With the wild cards successfully played we moved onto the fried Brussels sprouts. Ranging from slightly charred to perfectly cooked, these sprouts offer a variety of tastes and textures on their own. They are then tossed with anchovies and capers for some salt and walnuts for extra crunch. There was also the perfect hint of sweetness throughout the dish which my taste parts noted as balsamic vinegar or a reduction, but it’s not listed on the menu so I can’t say with 100% certainty. Arguably as good as Melt’s sprouts in cherry lambic glaze, Lolita’s sprouts number amongst my favorite preparations of these tiny cabbages for both taste and approach. Finally we came to the pizza. Topped with a couple of soft cooked eggs, parmesan, rosemary, and gorgeous flakes of duck prosciutto this simple little pizza was the perfect marriage of sweet, salty, fatty, cheesy, and carbs. As fantastic as it was, a solid “B” for sure, in light of the three other “A” plates it just felt a little flat. Accompanied by less ambitious sides I’m sure it would’ve shined, but with the livers and the marrow on the table, few things would have seemed as bold and flavorful.

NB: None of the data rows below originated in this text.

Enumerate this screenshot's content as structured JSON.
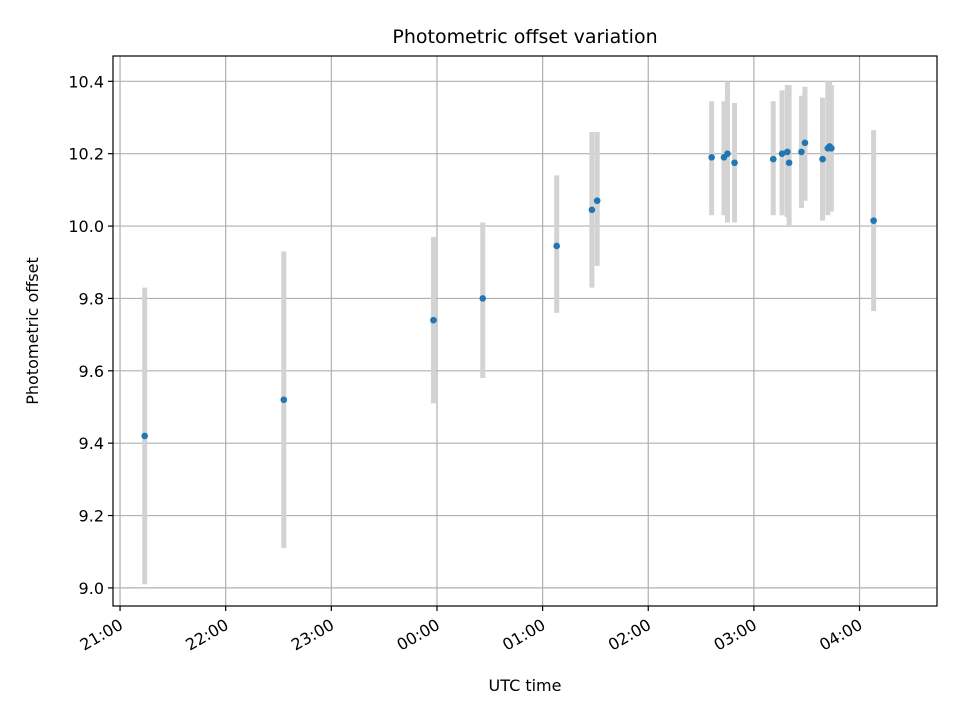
{
  "chart_data": {
    "type": "scatter",
    "title": "Photometric offset variation",
    "xlabel": "UTC time",
    "ylabel": "Photometric offset",
    "x_unit": "UTC time (HH:MM), night crossing midnight",
    "xlim": [
      "20:56",
      "04:44"
    ],
    "ylim": [
      8.95,
      10.47
    ],
    "x_ticks": [
      "21:00",
      "22:00",
      "23:00",
      "00:00",
      "01:00",
      "02:00",
      "03:00",
      "04:00"
    ],
    "y_ticks": [
      9.0,
      9.2,
      9.4,
      9.6,
      9.8,
      10.0,
      10.2,
      10.4
    ],
    "y_tick_labels": [
      "9.0",
      "9.2",
      "9.4",
      "9.6",
      "9.8",
      "10.0",
      "10.2",
      "10.4"
    ],
    "grid": true,
    "point_color": "#1f77b4",
    "errorbar_color": "#d3d3d3",
    "points": [
      {
        "x": "21:14",
        "y": 9.42,
        "ylow": 9.01,
        "yhigh": 9.83
      },
      {
        "x": "22:33",
        "y": 9.52,
        "ylow": 9.11,
        "yhigh": 9.93
      },
      {
        "x": "23:58",
        "y": 9.74,
        "ylow": 9.51,
        "yhigh": 9.97
      },
      {
        "x": "00:26",
        "y": 9.8,
        "ylow": 9.58,
        "yhigh": 10.01
      },
      {
        "x": "01:08",
        "y": 9.945,
        "ylow": 9.76,
        "yhigh": 10.14
      },
      {
        "x": "01:28",
        "y": 10.045,
        "ylow": 9.83,
        "yhigh": 10.26
      },
      {
        "x": "01:31",
        "y": 10.07,
        "ylow": 9.89,
        "yhigh": 10.26
      },
      {
        "x": "02:36",
        "y": 10.19,
        "ylow": 10.03,
        "yhigh": 10.345
      },
      {
        "x": "02:43",
        "y": 10.19,
        "ylow": 10.03,
        "yhigh": 10.345
      },
      {
        "x": "02:45",
        "y": 10.2,
        "ylow": 10.01,
        "yhigh": 10.4
      },
      {
        "x": "02:49",
        "y": 10.175,
        "ylow": 10.01,
        "yhigh": 10.34
      },
      {
        "x": "03:11",
        "y": 10.185,
        "ylow": 10.03,
        "yhigh": 10.345
      },
      {
        "x": "03:16",
        "y": 10.2,
        "ylow": 10.03,
        "yhigh": 10.375
      },
      {
        "x": "03:19",
        "y": 10.205,
        "ylow": 10.025,
        "yhigh": 10.39
      },
      {
        "x": "03:20",
        "y": 10.175,
        "ylow": 10.0,
        "yhigh": 10.39
      },
      {
        "x": "03:27",
        "y": 10.205,
        "ylow": 10.05,
        "yhigh": 10.36
      },
      {
        "x": "03:29",
        "y": 10.23,
        "ylow": 10.07,
        "yhigh": 10.385
      },
      {
        "x": "03:39",
        "y": 10.185,
        "ylow": 10.015,
        "yhigh": 10.355
      },
      {
        "x": "03:42",
        "y": 10.215,
        "ylow": 10.03,
        "yhigh": 10.4
      },
      {
        "x": "03:43",
        "y": 10.22,
        "ylow": 10.045,
        "yhigh": 10.4
      },
      {
        "x": "03:44",
        "y": 10.215,
        "ylow": 10.04,
        "yhigh": 10.39
      },
      {
        "x": "04:08",
        "y": 10.015,
        "ylow": 9.765,
        "yhigh": 10.265
      }
    ]
  }
}
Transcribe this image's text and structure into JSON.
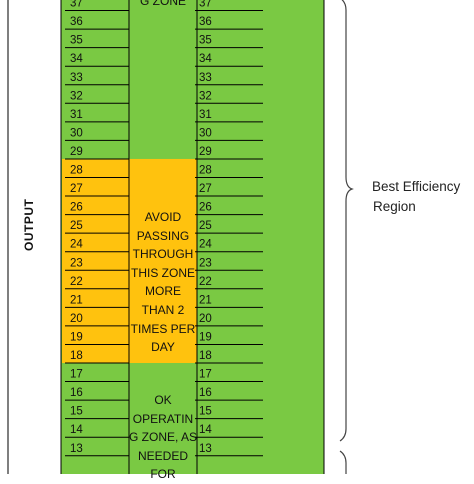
{
  "axis_label": "OUTPUT",
  "levels_top_to_bottom": [
    "37",
    "36",
    "35",
    "34",
    "33",
    "32",
    "31",
    "30",
    "29",
    "28",
    "27",
    "26",
    "25",
    "24",
    "23",
    "22",
    "21",
    "20",
    "19",
    "18",
    "17",
    "16",
    "15",
    "14",
    "13"
  ],
  "zones": [
    {
      "id": "upper",
      "text_lines": [
        "G ZONE"
      ],
      "color": "#7ac943"
    },
    {
      "id": "avoid",
      "text_lines": [
        "AVOID",
        "PASSING",
        "THROUGH",
        "THIS ZONE",
        "MORE",
        "THAN 2",
        "TIMES PER",
        "DAY"
      ],
      "color": "#ffc20e"
    },
    {
      "id": "ok",
      "text_lines": [
        "OK",
        "OPERATIN",
        "G ZONE, AS",
        "NEEDED",
        "FOR"
      ],
      "color": "#7ac943"
    }
  ],
  "region_label": {
    "line1": "Best Efficiency",
    "line2": "Region"
  },
  "colors": {
    "green": "#7ac943",
    "orange": "#ffc20e",
    "border": "#000000"
  }
}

Full and more than satisfied we hung around to finish our beers before making our way to Edison’s Pub for a night cap. We were lucky enough to find Stone’s Sublimely Self-Righteous Ale and Kentucky Bourbon Barrel Ale on tap and had a few. The Bourbon Barrel ale is golden in color and produces a modest head with little lacing. It smells primarily of malt with hints of oak and maple. Its primary flavor is malt mingling with the woodiness of the barrel aging, with hints of vanilla and maple from the residual bourbon. A wonderful, hearty “dessert” beer if ever there was one. The Stone offering is on the completely opposite end of the spectrum. Classified as an American black ale and clocking in at 8.7 ABV the Sublimely Self-Righteous Ale is not to be trifled with. Its nearly pitch black in a glass with a small head and modest lacing. Its faint aroma is a mixture of hops and dark malts, both of which are subtle. With such an subtle fragrance I was surprised by how much depth of flavor this beer has—it’s from Stone so I shouldn’t have been. There’s a quick jab of malty-ness at first which I quickly overwhelmed by the dueling flavors of dark roasted malt and a heavy dose of pine-then-citrus hops. All together an amazing, flavorful, powerful but balanced beer, and proof contrary to my long held belief that black IPAs are generally unsatisfying. I realize that this isn’t technically a black IPA, but it does prove that dark beers can be made hoppy successfully.